Use this for quick status checks and monitoring without the overhead of retrieving complete webset details or items.
Inputs
| Input | Description | Type | Required |
|---|---|---|---|
| webset_id | The ID or external ID of the Webset | str | Yes |
Outputs
| Output | Description | Type |
|---|---|---|
| error | Error message if the operation failed | str |
| webset_id | The webset identifier | str |
| status | Current status (idle, running, paused, etc.) | str |
| item_count | Total number of items in the webset | int |
| search_count | Number of searches performed | int |
| enrichment_count | Number of enrichments configured | int |
| monitor_count | Number of monitors configured | int |
| last_updated | When the webset was last updated | str |
| is_processing | Whether any operations are currently running | bool |
Possible use case
Status Dashboards: Display webset status in monitoring dashboards.
Health Checks: Verify websets are active and processing as expected.
Lightweight Polling: Check status without fetching full webset data.
Exa Webset Summary
What it is
Get a comprehensive summary of a webset with samples and statistics
How it works
This block generates a comprehensive summary of a webset including statistics, sample items, and detailed breakdowns of searches and enrichments.

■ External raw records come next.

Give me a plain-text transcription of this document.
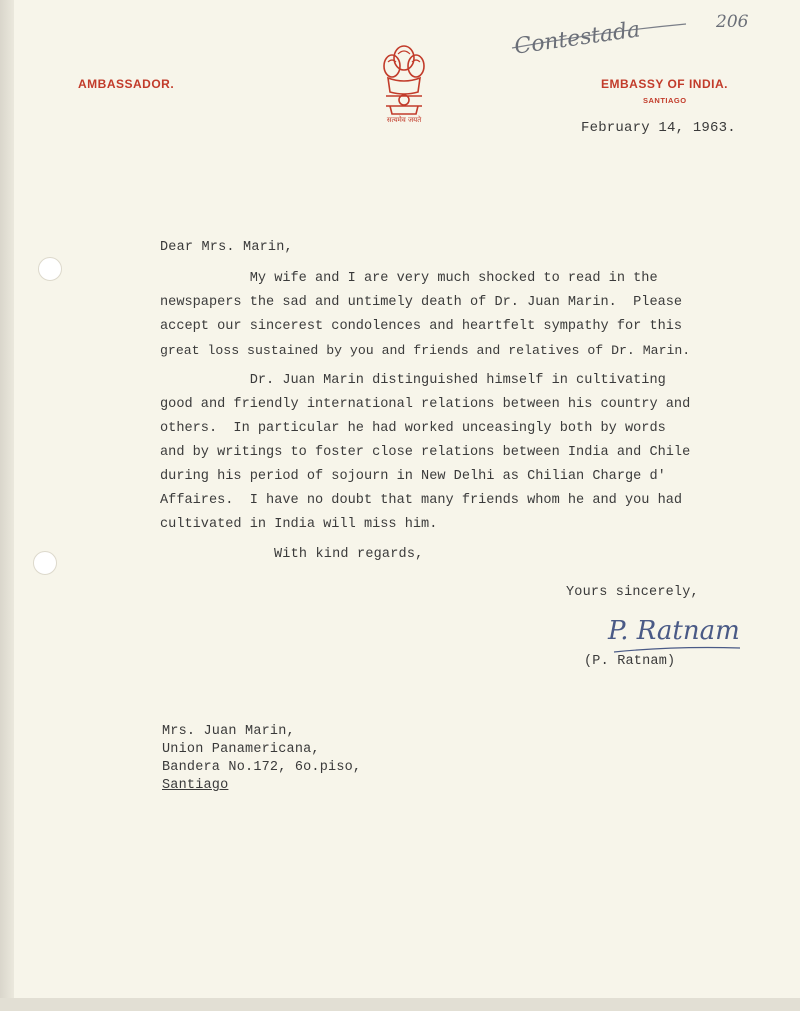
AMBASSADOR.
सत्यमेव जयते
EMBASSY OF INDIA.
SANTIAGO
February 14, 1963.
Contestada	206
Dear Mrs. Marin,
My wife and I are very much shocked to read in the
newspapers the sad and untimely death of Dr. Juan Marin.  Please
accept our sincerest condolences and heartfelt sympathy for this
great loss sustained by you and friends and relatives of Dr. Marin.
Dr. Juan Marin distinguished himself in cultivating
good and friendly international relations between his country and
others.  In particular he had worked unceasingly both by words
and by writings to foster close relations between India and Chile
during his period of sojourn in New Delhi as Chilian Charge d'
Affaires.  I have no doubt that many friends whom he and you had
cultivated in India will miss him.
With kind regards,
Yours sincerely,
P. Ratnam
(P. Ratnam)
Mrs. Juan Marin,
Union Panamericana,
Bandera No.172, 6o.piso,
Santiago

It provides an overview useful for reporting and analysis.
You can control what to include in the summary such as sample items, search details, and enrichment details to balance comprehensiveness with response size.
Inputs
| Input | Description | Type | Required |
|---|---|---|---|
| webset_id | The ID or external ID of the Webset | str | Yes |
| include_sample_items | Include sample items in the summary | bool | No |
| sample_size | Number of sample items to include | int | No |
| include_search_details | Include details about searches | bool | No |
| include_enrichment_details | Include details about enrichments | bool | No |
Outputs
| Output | Description | Type |
|---|---|---|
| error | Error message if the operation failed | str |
| webset_id | The webset identifier | str |
| status | Current status | str |
| entity_type | Type of entities in the webset | str |
| total_items | Total number of items | int |
| sample_items | Sample items from the webset | List[Dict[str, Any]] |
| search_summary | Summary of searches performed | SearchSummaryModel |
| enrichment_summary | Summary of enrichments applied | EnrichmentSummaryModel |
| monitor_summary | Summary of monitors configured | MonitorSummaryModel |
| statistics | Various statistics about the webset | WebsetStatisticsModel |
| created_at | When the webset was created | str |
| updated_at | When the webset was last updated | str |
Possible use case
Executive Reporting: Generate summaries of webset collections for stakeholder reports.
Quality Review: Review sample items and statistics to assess webset quality.
Progress Tracking: Monitor webset growth and activity through periodic summaries.